Born in the industrial city of Chester, Pennsylvania, I lived in a cookie-cutter row house with a matchbox size front lawn. Agriculture was not part of my childhood, but there was one experience of the natural world that I remember vividly. Carrying a metal kitchen bowl I walked one day out of the house to the alley behind. Deliberately I sat in a patch of weeds and gathered the long stems that grew in abundance. Entranced by the seeds that grew along these stalks, I rubbed the thumb and fingers of my right hand along the stem against the grain. The seeds fell off in response to this slight pressure and began to accumulate in the bowl.

Dipping my hand into this primordial essence the most pleasurable experience ensued. I delighted in this touch as I herded the seeds from one side of the bowl to the other. A peace emerged from the motion and seemed to radiate out the way prayers flow out from prayer wheels. There was an affirmation that in touching these seeds I was complete and the world was whole. I didn’t notice the iron fence that separated me from the large cemetery abutting the alley. Nor did I think about the tent erected over a plot where three gravediggers were preparing for a burial. I was only attentive to the seeds in my bowl.

 Broadleaf Plantain: photo from Herbal Cache

Broadleaf Plantain: photo from Herbal Cache

Now I recognize this weed as plantain and when I see it growing, I reach down, pluck a stem, and rub the seeds off the stalk. It’s also our ‘go to’ medicinal plant on the farm. When a bee stung me, Anna Fialkoff picked some plantain leaves, chewed them up, and globbed the macerated green paste on my leg. It soothed the ache and my ankle didn’t swell. Its long list of medicinal uses includes everything from cleaning the liver to treating fungal infections. Plantain teas, tinctures, and salves help with rashes, itching and irritations. It’s a universal cure.

Today I fear for the future of the polar bear, struggling to survive because the ice is melting and for the toothless African frog, endangered because its streams are dammed. Mountaintops are flattened and the erosion of topsoil is destroying our best agricultural land. I wish I could chew some plantain and heal the earth, but I know it’s not that simple.  

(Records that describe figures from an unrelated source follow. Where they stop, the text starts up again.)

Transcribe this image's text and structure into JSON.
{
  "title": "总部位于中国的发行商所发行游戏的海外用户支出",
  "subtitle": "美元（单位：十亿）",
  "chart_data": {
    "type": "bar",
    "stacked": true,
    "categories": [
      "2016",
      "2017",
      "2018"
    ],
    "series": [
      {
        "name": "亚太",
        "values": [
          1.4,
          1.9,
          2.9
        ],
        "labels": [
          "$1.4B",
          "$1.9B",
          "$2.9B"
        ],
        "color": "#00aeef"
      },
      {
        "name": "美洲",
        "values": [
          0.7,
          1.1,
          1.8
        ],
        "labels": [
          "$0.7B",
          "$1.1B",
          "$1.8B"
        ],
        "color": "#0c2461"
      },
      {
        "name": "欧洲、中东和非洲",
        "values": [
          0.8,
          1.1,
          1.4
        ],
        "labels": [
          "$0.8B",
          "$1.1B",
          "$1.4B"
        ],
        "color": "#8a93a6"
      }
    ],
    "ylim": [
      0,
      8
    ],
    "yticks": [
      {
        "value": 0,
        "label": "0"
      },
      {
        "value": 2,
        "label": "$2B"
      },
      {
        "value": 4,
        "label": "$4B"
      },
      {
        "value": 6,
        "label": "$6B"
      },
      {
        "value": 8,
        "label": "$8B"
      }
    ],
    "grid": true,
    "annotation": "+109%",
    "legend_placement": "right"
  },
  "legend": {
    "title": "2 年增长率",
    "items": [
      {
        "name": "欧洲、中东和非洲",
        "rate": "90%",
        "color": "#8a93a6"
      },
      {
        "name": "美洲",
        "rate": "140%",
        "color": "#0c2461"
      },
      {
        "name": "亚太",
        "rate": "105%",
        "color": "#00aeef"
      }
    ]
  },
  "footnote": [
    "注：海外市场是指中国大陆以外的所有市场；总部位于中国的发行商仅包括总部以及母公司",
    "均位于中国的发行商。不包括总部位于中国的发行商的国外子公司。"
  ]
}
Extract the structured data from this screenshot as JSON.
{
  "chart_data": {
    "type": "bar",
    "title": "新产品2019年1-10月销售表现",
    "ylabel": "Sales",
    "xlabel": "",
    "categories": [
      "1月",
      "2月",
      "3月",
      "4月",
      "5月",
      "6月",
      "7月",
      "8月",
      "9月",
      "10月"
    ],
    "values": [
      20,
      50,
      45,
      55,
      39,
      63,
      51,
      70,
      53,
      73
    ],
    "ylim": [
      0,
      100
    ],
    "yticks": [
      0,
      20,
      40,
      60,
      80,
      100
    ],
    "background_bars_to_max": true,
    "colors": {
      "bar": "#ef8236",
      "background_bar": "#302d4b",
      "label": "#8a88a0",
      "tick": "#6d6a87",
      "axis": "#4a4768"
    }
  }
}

However this common plant grows in vacant lots, between sidewalk cracks, in fields, along streams, and especially in poor or disturbed soil. As long as there is sunlight, plantain thrives and we can use it as medicine. You might try picking a stalk, running your fingers against the grain to remove the seeds, and offering them to the wind. I like to think these seeds will carry our prayers.